In the wake of the terrorist hostagetaking in Texas earlier this month, it is critical that we fully support federal programs that provide security training and services to Jewish institutions across Florida.
I know that America can do better because I have seen America do better.
In 1964, 16 rabbis were jailed in St. Augustine, Florida, after their participation in a civil rights protest. It was the largest mass arrest of rabbis in American history. From their prison cell in
St. Augustine, the rabbis wrote, “we came because we realized that injustice in St. Augustine, as anywhere else, diminishes the humanity of each of us … we came because we know that, second only to silence, the greatest danger to man is loss of faith in man’s capacity to act.”
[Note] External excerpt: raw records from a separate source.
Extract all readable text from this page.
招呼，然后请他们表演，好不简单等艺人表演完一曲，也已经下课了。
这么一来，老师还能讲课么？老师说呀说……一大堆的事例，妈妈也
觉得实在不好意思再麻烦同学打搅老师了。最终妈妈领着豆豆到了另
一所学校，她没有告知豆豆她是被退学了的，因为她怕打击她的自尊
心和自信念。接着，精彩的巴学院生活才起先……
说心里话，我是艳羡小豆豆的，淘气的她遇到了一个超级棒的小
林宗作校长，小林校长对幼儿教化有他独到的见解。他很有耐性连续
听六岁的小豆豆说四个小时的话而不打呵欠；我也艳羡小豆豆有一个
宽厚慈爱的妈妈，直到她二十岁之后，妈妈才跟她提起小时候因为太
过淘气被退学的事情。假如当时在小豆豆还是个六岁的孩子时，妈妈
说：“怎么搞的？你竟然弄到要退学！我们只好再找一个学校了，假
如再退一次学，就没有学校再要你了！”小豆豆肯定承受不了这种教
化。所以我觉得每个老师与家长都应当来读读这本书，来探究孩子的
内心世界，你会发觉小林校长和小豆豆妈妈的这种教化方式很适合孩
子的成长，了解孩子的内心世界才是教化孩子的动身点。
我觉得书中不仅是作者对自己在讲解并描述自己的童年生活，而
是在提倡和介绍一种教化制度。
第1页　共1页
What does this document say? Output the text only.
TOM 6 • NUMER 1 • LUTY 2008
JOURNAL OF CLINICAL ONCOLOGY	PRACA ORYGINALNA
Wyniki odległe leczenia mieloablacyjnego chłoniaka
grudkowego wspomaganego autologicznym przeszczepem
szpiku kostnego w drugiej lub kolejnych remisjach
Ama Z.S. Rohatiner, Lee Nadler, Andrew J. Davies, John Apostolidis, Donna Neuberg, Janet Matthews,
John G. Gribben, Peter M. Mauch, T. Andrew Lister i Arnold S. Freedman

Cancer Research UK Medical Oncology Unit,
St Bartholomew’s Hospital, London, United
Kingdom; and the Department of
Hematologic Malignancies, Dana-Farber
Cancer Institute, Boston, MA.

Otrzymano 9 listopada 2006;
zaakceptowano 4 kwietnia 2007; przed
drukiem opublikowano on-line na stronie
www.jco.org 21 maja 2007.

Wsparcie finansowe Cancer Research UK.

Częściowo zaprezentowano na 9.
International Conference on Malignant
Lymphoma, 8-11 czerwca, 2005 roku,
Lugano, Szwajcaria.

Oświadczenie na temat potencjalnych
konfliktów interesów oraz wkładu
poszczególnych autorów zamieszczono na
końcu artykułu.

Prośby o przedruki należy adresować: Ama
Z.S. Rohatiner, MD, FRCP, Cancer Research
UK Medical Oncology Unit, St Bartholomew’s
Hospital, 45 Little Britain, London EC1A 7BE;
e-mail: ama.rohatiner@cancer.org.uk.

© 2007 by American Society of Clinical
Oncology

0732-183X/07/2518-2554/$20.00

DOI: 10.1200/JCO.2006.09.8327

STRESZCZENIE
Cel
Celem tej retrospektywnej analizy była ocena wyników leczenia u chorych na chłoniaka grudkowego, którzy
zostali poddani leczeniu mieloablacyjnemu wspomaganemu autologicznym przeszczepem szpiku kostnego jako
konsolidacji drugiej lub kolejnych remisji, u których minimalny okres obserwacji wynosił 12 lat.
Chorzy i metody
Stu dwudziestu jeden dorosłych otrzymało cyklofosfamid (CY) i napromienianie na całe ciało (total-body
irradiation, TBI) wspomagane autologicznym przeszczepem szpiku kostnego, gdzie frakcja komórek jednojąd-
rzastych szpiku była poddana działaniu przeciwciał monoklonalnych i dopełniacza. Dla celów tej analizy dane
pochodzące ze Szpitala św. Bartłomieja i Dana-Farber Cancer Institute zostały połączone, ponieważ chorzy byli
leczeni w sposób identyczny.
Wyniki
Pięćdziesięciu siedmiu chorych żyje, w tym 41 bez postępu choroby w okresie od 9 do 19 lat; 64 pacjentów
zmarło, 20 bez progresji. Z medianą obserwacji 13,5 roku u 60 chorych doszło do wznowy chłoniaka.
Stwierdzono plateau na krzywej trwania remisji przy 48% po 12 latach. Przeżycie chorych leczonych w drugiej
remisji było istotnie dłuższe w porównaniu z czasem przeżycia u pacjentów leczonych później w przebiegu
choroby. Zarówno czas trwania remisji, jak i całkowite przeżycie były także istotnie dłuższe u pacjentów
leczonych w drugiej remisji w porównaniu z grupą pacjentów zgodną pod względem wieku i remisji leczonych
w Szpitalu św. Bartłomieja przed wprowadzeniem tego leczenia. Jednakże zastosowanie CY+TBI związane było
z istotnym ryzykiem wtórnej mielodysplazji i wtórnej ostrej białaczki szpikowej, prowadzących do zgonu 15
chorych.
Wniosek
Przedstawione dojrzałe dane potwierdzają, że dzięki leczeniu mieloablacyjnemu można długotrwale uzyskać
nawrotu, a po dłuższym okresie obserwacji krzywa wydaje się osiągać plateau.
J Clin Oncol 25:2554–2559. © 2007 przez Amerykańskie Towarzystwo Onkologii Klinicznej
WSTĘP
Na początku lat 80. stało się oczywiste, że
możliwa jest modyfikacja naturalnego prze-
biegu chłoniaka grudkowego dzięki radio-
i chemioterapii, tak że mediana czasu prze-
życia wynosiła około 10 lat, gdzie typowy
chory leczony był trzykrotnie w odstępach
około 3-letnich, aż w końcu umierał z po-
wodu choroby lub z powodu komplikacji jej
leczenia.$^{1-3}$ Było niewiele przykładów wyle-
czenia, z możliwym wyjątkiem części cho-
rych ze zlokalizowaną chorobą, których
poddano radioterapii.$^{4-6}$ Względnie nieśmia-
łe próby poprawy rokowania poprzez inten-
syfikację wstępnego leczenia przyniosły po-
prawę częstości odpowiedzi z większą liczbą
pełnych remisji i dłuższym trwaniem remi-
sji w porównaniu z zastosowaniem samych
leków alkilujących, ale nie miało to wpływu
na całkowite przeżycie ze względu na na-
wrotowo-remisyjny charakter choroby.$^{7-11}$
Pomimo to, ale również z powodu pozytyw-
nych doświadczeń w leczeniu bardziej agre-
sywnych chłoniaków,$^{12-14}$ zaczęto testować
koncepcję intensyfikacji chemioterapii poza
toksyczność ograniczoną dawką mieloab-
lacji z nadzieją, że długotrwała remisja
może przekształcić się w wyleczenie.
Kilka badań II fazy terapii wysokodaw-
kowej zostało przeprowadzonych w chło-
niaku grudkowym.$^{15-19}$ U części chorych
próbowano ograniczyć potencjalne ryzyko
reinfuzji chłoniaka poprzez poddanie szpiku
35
Today let us not forget our capacity to act. We can reject antisemitism and hate. We can give Jewish organizations, and all Americans, the security and safety that they need to be free from fear and from violence. And we can continue to build America into a land of justice for all, where life, liberty and the pursuit of happiness are never harmed by who you are, where you come from or how you worship.